We are making changes to some of the math functions, in particular the trigonometric and logarithmic functions. To do that we also need to rename the existing log function, used for debugging.

Pencil Code is being used for more and more things! One area we looked at recently was use of the trigonometric functions. Those are cos, sin, tan, and their inverse forms, acos, acos, atan, and atan2. Those functions are useful for dealing with angles, such as when doing turtle geometry. Turtle turns are expressed in units of degrees, so it helps that the trig functions measure angles in degrees.

When you learn trigonometry in high school and beyond, measurement of angles switches to radians. Some Pencil Code users have figured out that the underlying Javascript Math library has trig functions in radians. We noticed that many Pencil Code programs use Math.cos, Math.sin, and so on.

Both degrees and radians are useful, for different types of programs. We have decided to incorporate both forms of the trig functions directly into Pencil Code, and make a clear distinction between them. In doing so, we follow the lead of mathematical languages such as Fortran, MatLab, and Wolfram Alpha. cosd, sind, tand, acosd, asind, and atand will operate in degrees, and cos, sin, tan, acos, asin, and atan will operate in radians.

cosine sine tangent arccosine arcsine arctangent
degrees cosd sind tand acosd asind atand
radians cos sin tan acos asin atan

One further change we're making is to remove atan2. Of course, that function is very useful, so we're incorporating what it does into atan and atand. If you provide two arguments to atan or atand, they will act like atan2 or atan2d would act. You can think of atan and atand as being 2-argument functions, where the second argument defaults to 1:

atan  = (y, x = 1) -> ...
atand = (y, x = 1) -> ...

So we're changing the behavior of the old trig functions. They used to operate in degrees, and now operate in radians. To minimize the impact of this change, we have modified most of your existing programs that use old trig functions, to use the new degrees forms. Those modified programs should continue to work, just as before. There were a few programs where we weren't sure what to do. We left those alone. We did not change existing uses of the Math. forms of the trig functions. But if you wanted to, you could switch to the shorter names, and your program will continue to work as it did.

Another change we will make (not yet, but soon) involves the logarithmic functions, ln and log10. We will remove them and replace them with a single log function that takes an optional second argument. If you call log with a single argument, the function will return the natural logarithm, just as the existing ln function does now. If you supply a second argument, it specifies the base of the logarithm. So log(x, 10) will return the log base 10, just as log10(x) would now. But as you can imagine, you can use other numbers for the base, as needed for your problem. For example, log(x, 2) might be useful for figuring out how many bits are needed to encode a number in binary.

Unfortunately, log is currently a function useful for printing things while you're debugging. To prepare for the upcoming change, we have added a new function, debug, which will do the debug printing that log currently does.
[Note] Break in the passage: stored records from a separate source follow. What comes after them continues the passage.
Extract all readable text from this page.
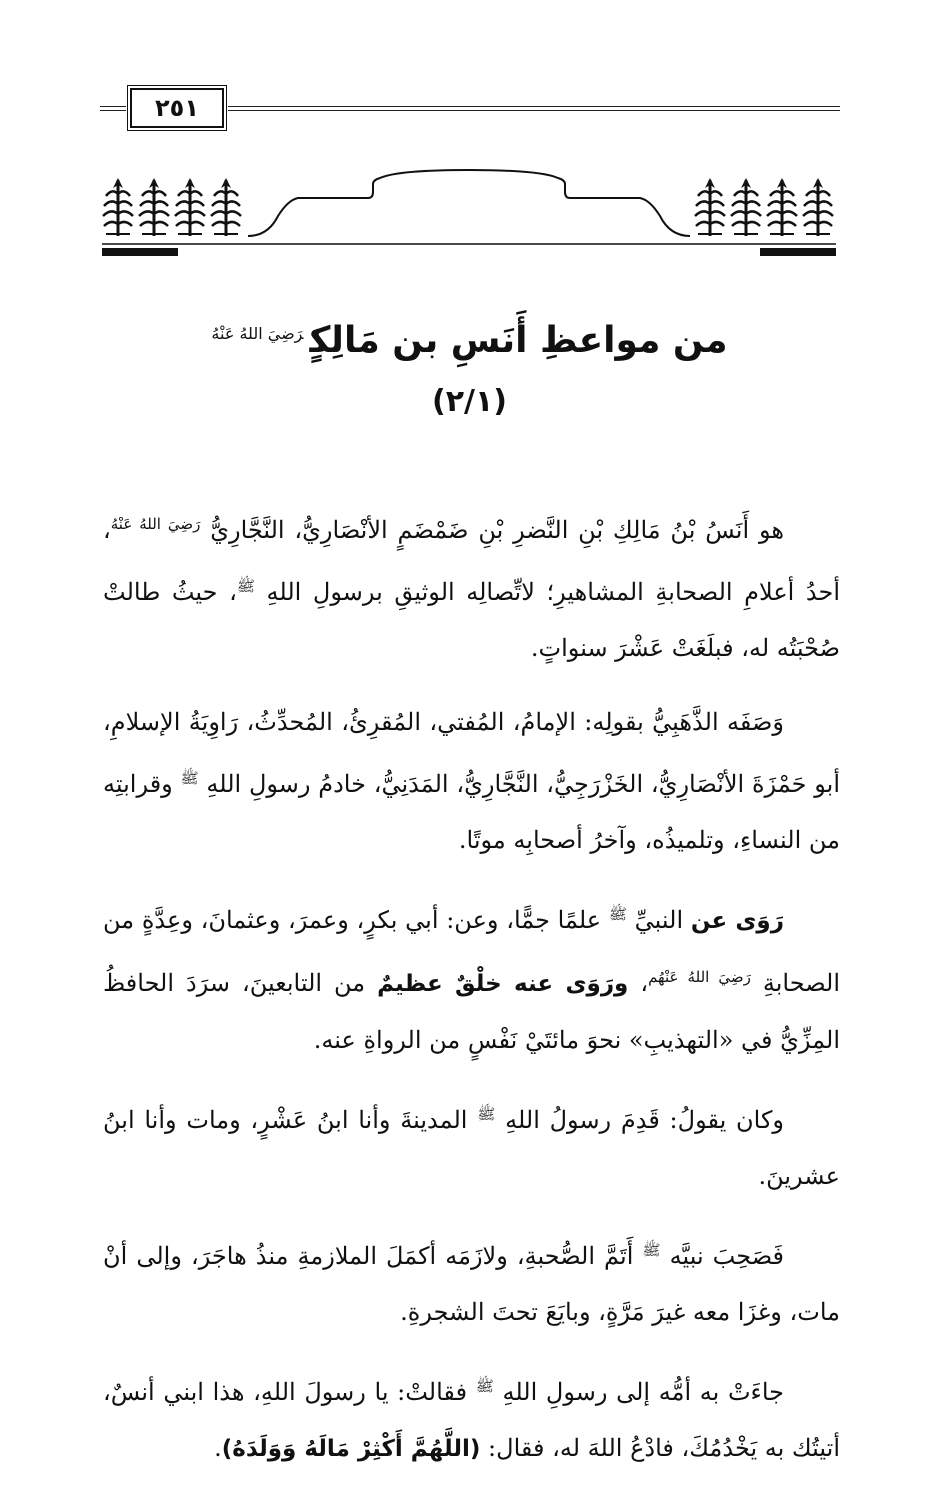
٢٥١
من مواعظِ أَنَسِ بن مَالِكٍ$^{رَضِيَ اللهُ عَنْهُ}$
(٢/١)

هو أَنَسُ بْنُ مَالِكِ بْنِ النَّضرِ بْنِ ضَمْضَمٍ الأنْصَارِيُّ، النَّجَّارِيُّ $^{رَضِيَ اللهُ عَنْهُ}$، أحدُ أعلامِ الصحابةِ المشاهيرِ؛ لاتِّصالِه الوثيقِ برسولِ اللهِ $^ﷺ$، حيثُ طالتْ صُحْبَتُه له، فبلَغَتْ عَشْرَ سنواتٍ.

وَصَفَه الذَّهَبِيُّ بقولِه: الإمامُ، المُفتي، المُقرِئُ، المُحدِّثُ، رَاوِيَةُ الإسلامِ، أبو حَمْزَةَ الأنْصَارِيُّ، الخَزْرَجِيُّ، النَّجَّارِيُّ، المَدَنِيُّ، خادمُ رسولِ اللهِ $^ﷺ$ وقرابتِه من النساءِ، وتلميذُه، وآخرُ أصحابِه موتًا.

رَوَى عن النبيِّ $^ﷺ$ علمًا جمًّا، وعن: أبي بكرٍ، وعمرَ، وعثمانَ، وعِدَّةٍ من الصحابةِ $^{رَضِيَ اللهُ عَنْهُم}$، ورَوَى عنه خلْقٌ عظيمٌ من التابعينَ، سرَدَ الحافظُ المِزِّيُّ في «التهذيبِ» نحوَ مائتَيْ نَفْسٍ من الرواةِ عنه.

وكان يقولُ: قَدِمَ رسولُ اللهِ $^ﷺ$ المدينةَ وأنا ابنُ عَشْرٍ، ومات وأنا ابنُ عشرينَ.

فَصَحِبَ نبيَّه $^ﷺ$ أَتَمَّ الصُّحبةِ، ولازَمَه أكمَلَ الملازمةِ منذُ هاجَرَ، وإلى أنْ مات، وغزَا معه غيرَ مَرَّةٍ، وبايَعَ تحتَ الشجرةِ.

جاءَتْ به أمُّه إلى رسولِ اللهِ $^ﷺ$ فقالتْ: يا رسولَ اللهِ، هذا ابني أنسٌ، أتيتُك به يَخْدُمُكَ، فادْعُ اللهَ له، فقال: (اللَّهُمَّ أَكْثِرْ مَالَهُ وَوَلَدَهُ).
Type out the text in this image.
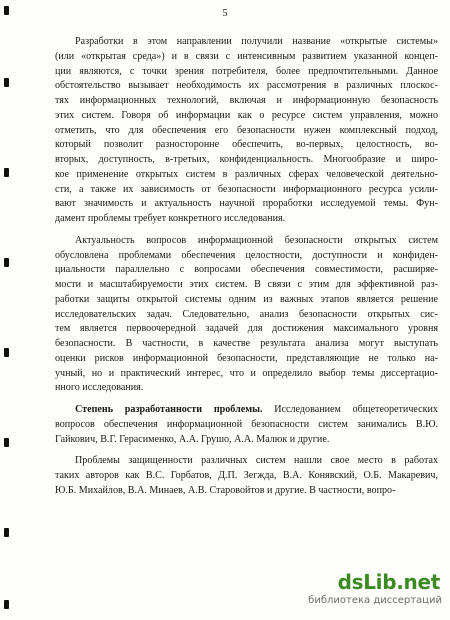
5
Разработки в этом направлении получили название «открытые системы»
(или «открытая среда») и в связи с интенсивным развитием указанной концеп-
ции являются, с точки зрения потребителя, более предпочтительными. Данное
обстоятельство вызывает необходимость их рассмотрения в различных плоскос-
тях информационных технологий, включая и информационную безопасность
этих систем. Говоря об информации как о ресурсе систем управления, можно
отметить, что для обеспечения его безопасности нужен комплексный подход,
который позволит разносторонне обеспечить, во-первых, целостность, во-
вторых, доступность, в-третьих, конфиденциальность. Многообразие и широ-
кое применение открытых систем в различных сферах человеческой деятельно-
сти, а также их зависимость от безопасности информационного ресурса усили-
вают значимость и актуальность научной проработки исследуемой темы. Фун-
дамент проблемы требует конкретного исследования.
Актуальность вопросов информационной безопасности открытых систем
обусловлена проблемами обеспечения целостности, доступности и конфиден-
циальности параллельно с вопросами обеспечения совместимости, расширяе-
мости и масштабируемости этих систем. В связи с этим для эффективной раз-
работки защиты открытой системы одним из важных этапов является решение
исследовательских задач. Следовательно, анализ безопасности открытых сис-
тем является первоочередной задачей для достижения максимального уровня
безопасности. В частности, в качестве результата анализа могут выступать
оценки рисков информационной безопасности, представляющие не только на-
учный, но и практический интерес, что и определило выбор темы диссертацио-
нного исследования.
Степень разработанности проблемы. Исследованием общетеоретических
вопросов обеспечения информационной безопасности систем занимались В.Ю.
Гайкович, В.Г. Герасименко, А.А. Грушо, А.А. Малюк и другие.
Проблемы защищенности различных систем нашли свое место в работах
таких авторов как В.С. Горбатов, Д.П. Зегжда, В.А. Конявский, О.Б. Макаревич,
Ю.Б. Михайлов, В.А. Минаев, А.В. Старовойтов и другие. В частности, вопро-
dsLib.net
библиотека диссертаций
For now, log still exists and will do what it has been doing, but it will be noted as deprecated. We have modified your existing programs that use log to use debug instead. Some of you figured out that you could use the Javascript console.log function to do this debug printing. That will continue to work, and we did not change those uses. For now we have left uses of ln and log10 intact. We will change those when we change log to be the logarithm function, instead of the debugging function.

Enjoy the new, expanded set of math functions, to do even more great things with Pencil Code!